Wednesday, June 1, 2016

The Witch Who Came from the Sea (1976)



          First things first: Ignore the advertising materials and the title of this film, which is not in any way fantastic or supernatural. Quite to the contrary, The Witch Who Came from the Sea is the dark and sad story of a woman pushed to violence by a lifetime of mental illness and sexual abuse. While writer Robert Thom and director Matt Cimber deliver so many exploitation elements that their movie is more than a little bit sleazy, they also supply a grim character study based on a rational bit of cause-and-effect psychological theorizing. It’s not as if they break new ground, since every movie of this type lives in the shadow of Alfred Hitchcock’s Psycho (1960), and it’s not as if they delve so deeply and thoughtfully into the nature of killing and sexual dysfunction that The Witch Who Came from the Sea overcomes its grindhouse nature. Topless shots and gory murder scenes abound. Nonetheless, the movie has more substance than one might expect.

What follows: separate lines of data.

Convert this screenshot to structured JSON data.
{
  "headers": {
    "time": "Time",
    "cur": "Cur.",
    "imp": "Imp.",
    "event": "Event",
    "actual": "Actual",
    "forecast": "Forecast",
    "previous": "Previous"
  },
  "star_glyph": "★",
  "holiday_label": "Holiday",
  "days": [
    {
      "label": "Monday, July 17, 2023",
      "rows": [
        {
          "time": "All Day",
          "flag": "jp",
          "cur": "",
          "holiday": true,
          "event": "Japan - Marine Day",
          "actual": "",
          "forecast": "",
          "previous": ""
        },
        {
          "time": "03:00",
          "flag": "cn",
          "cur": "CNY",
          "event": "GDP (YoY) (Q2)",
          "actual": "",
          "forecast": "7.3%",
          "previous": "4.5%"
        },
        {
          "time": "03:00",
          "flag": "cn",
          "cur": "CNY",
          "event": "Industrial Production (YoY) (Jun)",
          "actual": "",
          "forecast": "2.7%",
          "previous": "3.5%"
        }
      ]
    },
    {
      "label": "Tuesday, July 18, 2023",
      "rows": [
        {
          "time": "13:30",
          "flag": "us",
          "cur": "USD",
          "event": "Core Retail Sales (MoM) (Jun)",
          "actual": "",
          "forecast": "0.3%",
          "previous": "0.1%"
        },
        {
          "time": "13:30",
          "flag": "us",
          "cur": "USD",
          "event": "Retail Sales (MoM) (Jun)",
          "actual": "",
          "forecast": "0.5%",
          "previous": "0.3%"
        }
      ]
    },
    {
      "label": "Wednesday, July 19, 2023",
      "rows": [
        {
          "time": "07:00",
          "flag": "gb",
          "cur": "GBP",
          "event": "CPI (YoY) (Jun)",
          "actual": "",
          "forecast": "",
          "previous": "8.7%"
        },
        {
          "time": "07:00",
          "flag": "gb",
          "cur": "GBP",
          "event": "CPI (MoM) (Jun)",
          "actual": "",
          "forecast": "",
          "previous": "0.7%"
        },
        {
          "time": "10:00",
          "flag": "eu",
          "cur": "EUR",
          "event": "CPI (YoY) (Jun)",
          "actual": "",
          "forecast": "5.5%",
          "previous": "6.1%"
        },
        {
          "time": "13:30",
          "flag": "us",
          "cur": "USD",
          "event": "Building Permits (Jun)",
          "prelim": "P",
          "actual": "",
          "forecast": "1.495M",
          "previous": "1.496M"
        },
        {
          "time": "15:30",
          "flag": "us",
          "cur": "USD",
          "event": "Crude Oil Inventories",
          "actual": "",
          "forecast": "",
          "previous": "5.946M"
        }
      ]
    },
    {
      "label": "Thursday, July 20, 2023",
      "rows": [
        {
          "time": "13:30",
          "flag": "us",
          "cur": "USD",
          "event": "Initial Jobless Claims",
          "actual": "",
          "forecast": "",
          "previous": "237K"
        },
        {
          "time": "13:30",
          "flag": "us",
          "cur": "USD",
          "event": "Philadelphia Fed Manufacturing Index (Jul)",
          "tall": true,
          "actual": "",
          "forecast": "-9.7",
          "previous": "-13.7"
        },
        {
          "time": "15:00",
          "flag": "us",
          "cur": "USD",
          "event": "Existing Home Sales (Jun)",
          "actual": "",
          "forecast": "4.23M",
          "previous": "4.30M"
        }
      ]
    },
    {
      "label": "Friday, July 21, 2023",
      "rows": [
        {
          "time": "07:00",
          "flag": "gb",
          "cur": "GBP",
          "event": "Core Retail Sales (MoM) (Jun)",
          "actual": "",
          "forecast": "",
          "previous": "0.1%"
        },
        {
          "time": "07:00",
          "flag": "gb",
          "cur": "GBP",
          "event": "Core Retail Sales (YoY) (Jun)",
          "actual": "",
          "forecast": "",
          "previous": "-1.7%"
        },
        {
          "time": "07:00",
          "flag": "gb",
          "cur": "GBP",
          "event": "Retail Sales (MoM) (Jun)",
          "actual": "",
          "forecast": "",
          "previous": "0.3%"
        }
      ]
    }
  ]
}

          Set at various spots along the Los Angeles coast, primarily a sketchy neighborhood in Venice Beach, the picture stars lanky Millie Perkins as Molly, a twisted young woman preoccupied with her long-lost father. According to her, he was a bold sea captain and he might someday return. According to Molly’s older sister, however, Daddy was an abusive, drunken louse who did the world a favor by disappearing and presumably dying. When she’s not babysitting her nephews or working in a bar, Molly picks up men. Once she’s alone with them, she engages in S&M while drifting in and out of hallucinations/memories of being molested by her father when she was younger. Molly acts out her repressed rage by killing her lovers. As the body count rises, cops discover clues leading them to Molly.
         The film’s storytelling is highly problematic on two levels. Firstly, Cimber’s B-movie excesses are so distracting as to be unintentionally campy, as when he trains his camera on the bulging crotches of bodybuilders while Molly watches dudes exercise on Venice’s famous Muscle Beach. Secondly, the way that Cimber weaves in and out of hallucinations makes it difficult to track what’s really happening. Putting the audience inside the leading character’s head is one thing, but creating unhelpful narrative confusion is another. Yet every so often, the filmmakers lock into something interestingly weird, like the supporting character of a tattoo artist named “Jack Dracula.” Plus, the murder vignettes and sexual-abuse flashbacks are genuinely unpleasant to watch. In sum, it’s fair to say there’s a real movie hiding under the grotesque surface of The Witch Who Came from the Sea, but that real movie is so mediocre that most viewers won’t find it worth the trouble of working their way past the tacky stuff.